De politieke gevangene van PI Wolvenplein

Domela Nieuwenhuis wordt in 1866 veroordeeld voor een artikel in zijn blad ‘Recht voor Allen’. Na een triomftocht door Nederland komt hij aan bij de Strafgevangenis aan het Wolvenplein.

Ferdinand Domela Nieuwenhuis wordt 
in 1870, na zijn opleiding als predikant, benoemd te Harlingen. Hij is sociaal bewogen en ziet voor de kerk een taak weggelegd bij de sociale kwestie van die tijd: de erbarmelijke omstandigheden van arbeiders. Na negen jaar houdt hij op met zijn poging om dat ‘logge gevaarte van de kerk (te) kunnen spannen voor de sociale kwestie’. Hij neemt het besluit de kerk te verlaten, hij is door een erfenis financieel onafhankelijk geworden en ‘bekeert’ zich tot het socialisme.

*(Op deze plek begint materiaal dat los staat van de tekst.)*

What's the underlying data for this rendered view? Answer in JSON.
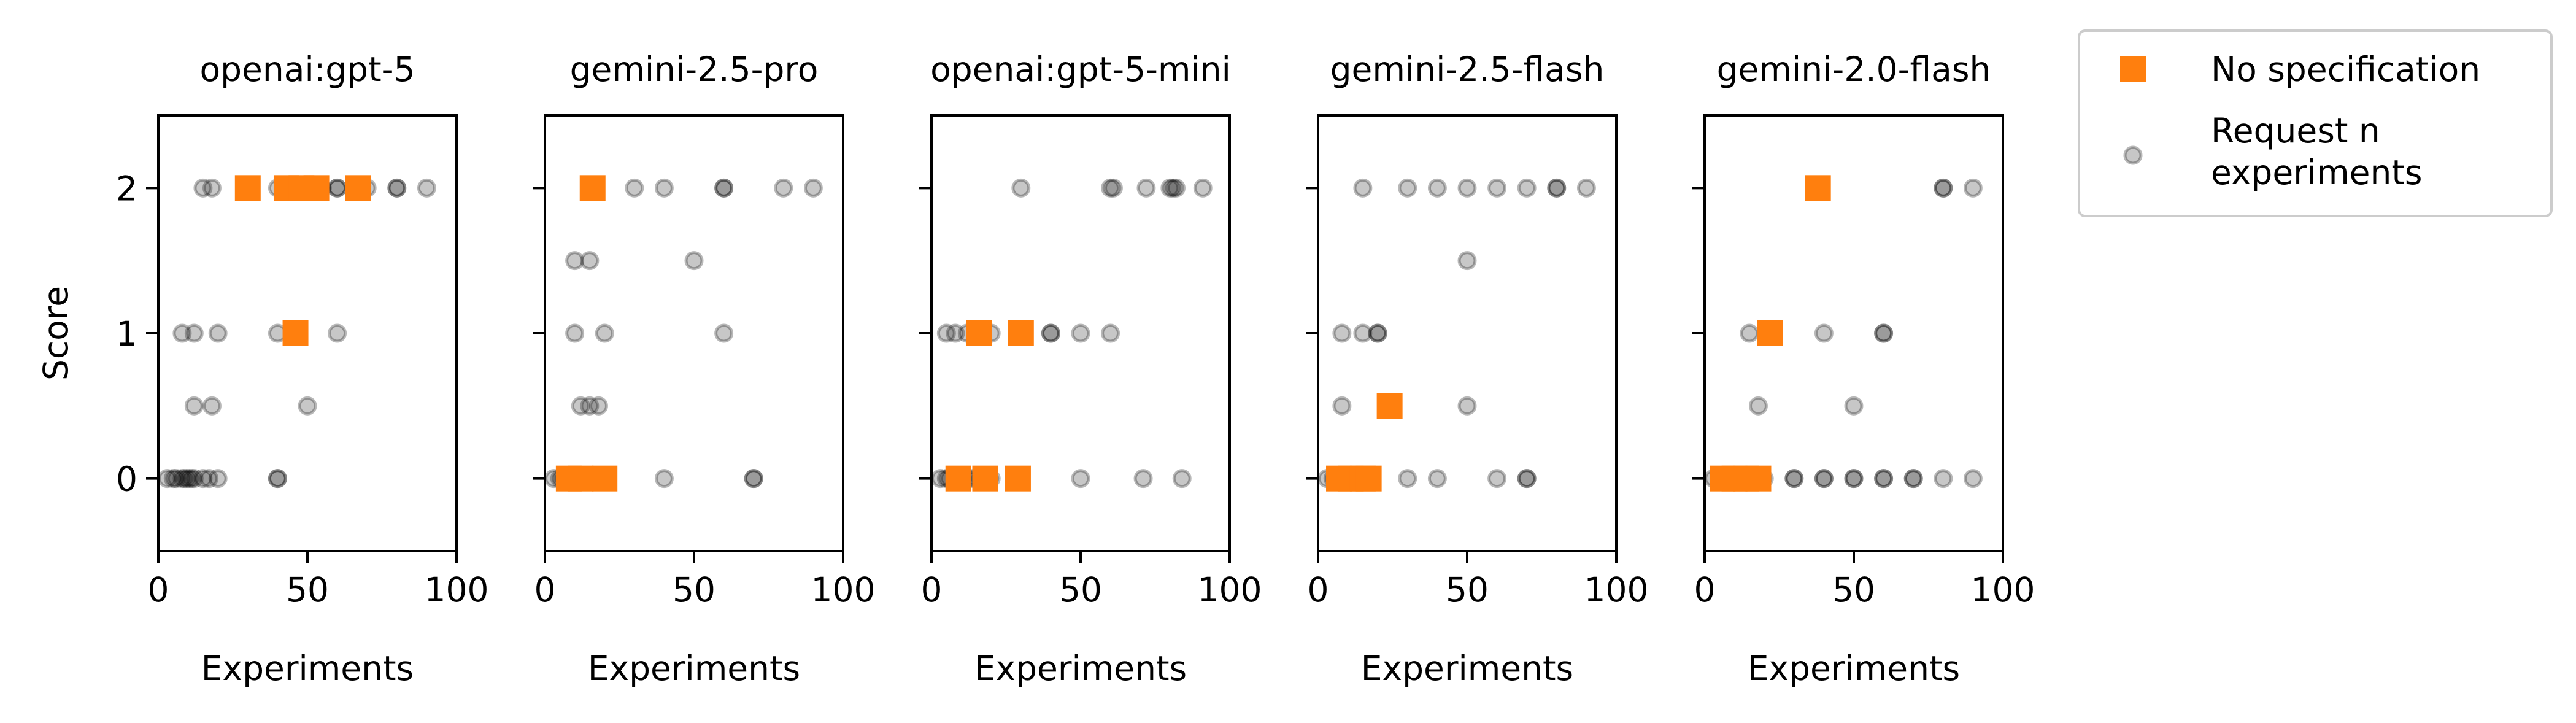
{
  "chart_data": {
    "type": "scatter",
    "ylabel": "Score",
    "xlabel": "Experiments",
    "xlim": [
      0,
      100
    ],
    "ylim": [
      -0.5,
      2.5
    ],
    "xticks": [
      "0",
      "50",
      "100"
    ],
    "yticks": [
      "0",
      "1",
      "2"
    ],
    "colors": {
      "no_spec": "#ff7f0e",
      "request_n": "#000000"
    },
    "legend": {
      "placement": "outside-right-top",
      "entries": [
        {
          "key": "no_spec",
          "label": "No specification"
        },
        {
          "key": "request_n",
          "label_lines": [
            "Request n",
            "experiments"
          ]
        }
      ]
    },
    "panels": [
      {
        "title": "openai:gpt-5",
        "no_spec": [
          [
            30,
            2
          ],
          [
            43,
            2
          ],
          [
            48,
            2
          ],
          [
            53,
            2
          ],
          [
            67,
            2
          ],
          [
            46,
            1
          ]
        ],
        "request_n": [
          [
            15,
            2
          ],
          [
            18,
            2
          ],
          [
            30,
            2
          ],
          [
            30,
            2
          ],
          [
            40,
            2
          ],
          [
            45,
            2
          ],
          [
            50,
            2
          ],
          [
            55,
            2
          ],
          [
            60,
            2
          ],
          [
            60,
            2
          ],
          [
            70,
            2
          ],
          [
            80,
            2
          ],
          [
            80,
            2
          ],
          [
            90,
            2
          ],
          [
            8,
            1
          ],
          [
            12,
            1
          ],
          [
            20,
            1
          ],
          [
            40,
            1
          ],
          [
            60,
            1
          ],
          [
            12,
            0.5
          ],
          [
            18,
            0.5
          ],
          [
            50,
            0.5
          ],
          [
            3,
            0
          ],
          [
            5,
            0
          ],
          [
            6,
            0
          ],
          [
            8,
            0
          ],
          [
            9,
            0
          ],
          [
            10,
            0
          ],
          [
            11,
            0
          ],
          [
            12,
            0
          ],
          [
            15,
            0
          ],
          [
            17,
            0
          ],
          [
            20,
            0
          ],
          [
            40,
            0
          ],
          [
            40,
            0
          ]
        ]
      },
      {
        "title": "gemini-2.5-pro",
        "no_spec": [
          [
            16,
            2
          ],
          [
            8,
            0
          ],
          [
            12,
            0
          ],
          [
            20,
            0
          ]
        ],
        "request_n": [
          [
            16,
            2
          ],
          [
            17,
            2
          ],
          [
            30,
            2
          ],
          [
            40,
            2
          ],
          [
            60,
            2
          ],
          [
            60,
            2
          ],
          [
            80,
            2
          ],
          [
            90,
            2
          ],
          [
            10,
            1.5
          ],
          [
            15,
            1.5
          ],
          [
            50,
            1.5
          ],
          [
            10,
            1
          ],
          [
            20,
            1
          ],
          [
            60,
            1
          ],
          [
            12,
            0.5
          ],
          [
            15,
            0.5
          ],
          [
            18,
            0.5
          ],
          [
            3,
            0
          ],
          [
            5,
            0
          ],
          [
            6,
            0
          ],
          [
            8,
            0
          ],
          [
            10,
            0
          ],
          [
            12,
            0
          ],
          [
            15,
            0
          ],
          [
            18,
            0
          ],
          [
            40,
            0
          ],
          [
            70,
            0
          ],
          [
            70,
            0
          ]
        ]
      },
      {
        "title": "openai:gpt-5-mini",
        "no_spec": [
          [
            16,
            1
          ],
          [
            30,
            1
          ],
          [
            9,
            0
          ],
          [
            18,
            0
          ],
          [
            29,
            0
          ]
        ],
        "request_n": [
          [
            30,
            2
          ],
          [
            60,
            2
          ],
          [
            61,
            2
          ],
          [
            72,
            2
          ],
          [
            80,
            2
          ],
          [
            81,
            2
          ],
          [
            82,
            2
          ],
          [
            91,
            2
          ],
          [
            5,
            1
          ],
          [
            8,
            1
          ],
          [
            12,
            1
          ],
          [
            20,
            1
          ],
          [
            30,
            1
          ],
          [
            30,
            1
          ],
          [
            40,
            1
          ],
          [
            40,
            1
          ],
          [
            50,
            1
          ],
          [
            60,
            1
          ],
          [
            3,
            0
          ],
          [
            5,
            0
          ],
          [
            6,
            0
          ],
          [
            8,
            0
          ],
          [
            10,
            0
          ],
          [
            12,
            0
          ],
          [
            14,
            0
          ],
          [
            16,
            0
          ],
          [
            18,
            0
          ],
          [
            20,
            0
          ],
          [
            50,
            0
          ],
          [
            71,
            0
          ],
          [
            84,
            0
          ]
        ]
      },
      {
        "title": "gemini-2.5-flash",
        "no_spec": [
          [
            24,
            0.5
          ],
          [
            7,
            0
          ],
          [
            11,
            0
          ],
          [
            15,
            0
          ],
          [
            17,
            0
          ]
        ],
        "request_n": [
          [
            15,
            2
          ],
          [
            30,
            2
          ],
          [
            40,
            2
          ],
          [
            50,
            2
          ],
          [
            60,
            2
          ],
          [
            70,
            2
          ],
          [
            80,
            2
          ],
          [
            80,
            2
          ],
          [
            90,
            2
          ],
          [
            50,
            1.5
          ],
          [
            8,
            1
          ],
          [
            15,
            1
          ],
          [
            20,
            1
          ],
          [
            20,
            1
          ],
          [
            8,
            0.5
          ],
          [
            50,
            0.5
          ],
          [
            3,
            0
          ],
          [
            5,
            0
          ],
          [
            7,
            0
          ],
          [
            9,
            0
          ],
          [
            10,
            0
          ],
          [
            12,
            0
          ],
          [
            14,
            0
          ],
          [
            15,
            0
          ],
          [
            30,
            0
          ],
          [
            40,
            0
          ],
          [
            60,
            0
          ],
          [
            70,
            0
          ],
          [
            70,
            0
          ]
        ]
      },
      {
        "title": "gemini-2.0-flash",
        "no_spec": [
          [
            38,
            2
          ],
          [
            22,
            1
          ],
          [
            6,
            0
          ],
          [
            10,
            0
          ],
          [
            14,
            0
          ],
          [
            18,
            0
          ]
        ],
        "request_n": [
          [
            80,
            2
          ],
          [
            80,
            2
          ],
          [
            90,
            2
          ],
          [
            15,
            1
          ],
          [
            40,
            1
          ],
          [
            60,
            1
          ],
          [
            60,
            1
          ],
          [
            18,
            0.5
          ],
          [
            50,
            0.5
          ],
          [
            3,
            0
          ],
          [
            5,
            0
          ],
          [
            7,
            0
          ],
          [
            9,
            0
          ],
          [
            11,
            0
          ],
          [
            13,
            0
          ],
          [
            15,
            0
          ],
          [
            17,
            0
          ],
          [
            20,
            0
          ],
          [
            30,
            0
          ],
          [
            30,
            0
          ],
          [
            40,
            0
          ],
          [
            40,
            0
          ],
          [
            50,
            0
          ],
          [
            50,
            0
          ],
          [
            60,
            0
          ],
          [
            60,
            0
          ],
          [
            70,
            0
          ],
          [
            70,
            0
          ],
          [
            80,
            0
          ],
          [
            90,
            0
          ]
        ]
      }
    ]
  }
}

Verworvenheden gelden alleen voor de bevoorrechten. De liberale beweging heeft het land een grondwet gegeven, het openbaar onderwijs, een Hogere Burger School, stemrecht voor welgestelden en laat de treinen rijden. Maar er is behoefte aan meer. Tegenover het streven naar een onzichtbare liberale staat klinkt de wens steeds duidelijker naar een staat die normen en waarden verdedigt, die ELKE burger gaat beschermen en niet meer alleen laat staan op de ‘vrije’ markt. De confessionele partijen en de socialisten steunen die wens. 

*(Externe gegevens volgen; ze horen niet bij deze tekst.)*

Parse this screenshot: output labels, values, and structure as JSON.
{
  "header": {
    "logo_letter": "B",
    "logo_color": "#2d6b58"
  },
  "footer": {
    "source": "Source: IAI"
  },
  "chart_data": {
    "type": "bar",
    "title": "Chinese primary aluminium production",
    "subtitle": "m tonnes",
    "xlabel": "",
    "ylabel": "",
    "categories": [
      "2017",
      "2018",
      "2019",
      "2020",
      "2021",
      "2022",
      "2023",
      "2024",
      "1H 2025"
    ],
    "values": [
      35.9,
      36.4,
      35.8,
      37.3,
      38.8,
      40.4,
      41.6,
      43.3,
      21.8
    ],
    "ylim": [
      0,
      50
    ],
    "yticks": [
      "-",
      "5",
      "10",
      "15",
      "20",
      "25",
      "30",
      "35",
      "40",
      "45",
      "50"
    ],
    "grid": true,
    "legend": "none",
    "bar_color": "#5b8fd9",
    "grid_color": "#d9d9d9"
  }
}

Maar van de socialisten gaat een enorme dreiging uit. Het is de tijd van kinderarbeid, geen minimumloon, geen ontslagrecht, geen recht op vrije meningsuiting, woekerrente, woekerhuren, gedwongen winkelnering, uitbetaling van loon in de kroeg van de baas etc.. Als arbeiders zich gaan verenigen, kan het voor de gevestigde partijen (liberalen en confessionelen) alleen maar slechter worden. Bovendien kampen de jaren 1880 met een hoge werkloosheid door de diepe economische crisis. Dat is het klimaat in de strijd van de rechtelozen tegen de gerechtigden. 

Het maakt van Domela geen socialist. Voor hem klinkt ‘vrijheid, gelijkheid en broederschap,’ de leuze van de Franse Revolutie, als de waarheid.
Domela Nieuwenhuis spreekt voor veenarbeiders
 
Wanneer Domela voor een spreekbeurt in het land is, logeert hij bij de arbeiders in hun schamele behuizing. Hij is wars van elk uiterlijk vertoon, is vegetariër, rookt niet, drinkt niet, schuift niet aan bij georganiseerde banketten. Hij wijdt zich met hart en ziel aan het redden van de arbeidersklasse. Hij pleit voor gelijkberechtiging van mannen en vrouwen, geheelonthouding en invoering van het algemeen kiesrecht.

In 1879 richt Domela in Amsterdam een eigen blad op: ‘Recht voor Allen’. Daarin spaart hij niet met kritiek op de vijf K’s: Koning, Kapitaal, Kerk, Kazerne en Kroeg. De tweede jaargang van het weekblad komt na een verhuizing van de redactie uit in Den Haag. De verspreiding gaat niet gemakkelijk, colporteurs van het blad worden voortdurend achtervolgd door de politie, bedreigd, door groepen tegenstanders gehinderd of erger. Maar de oplagen stijgen, misschien wel door de tegenwerking en de intimidatie, en de frequentie gaat naar twee keer per week. 

Als begenadigd spreker sluit Domela zich, na het geven van een lezing voor de Sociaal Democratische Vereniging, daarbij aan. Nadat de Sociaal Democratische Verenigingen in 1881 samengaan in de Sociaal Democratische Partij, meestal als Sociaal-Democratische Bond (SDB) aangeduid, kiezen zij Domela Nieuwenhuis als secretaris. Na de kerst van 1884 is het blad ‘Recht voor Allen’ het orgaan van de Sociaal-demokratische partij.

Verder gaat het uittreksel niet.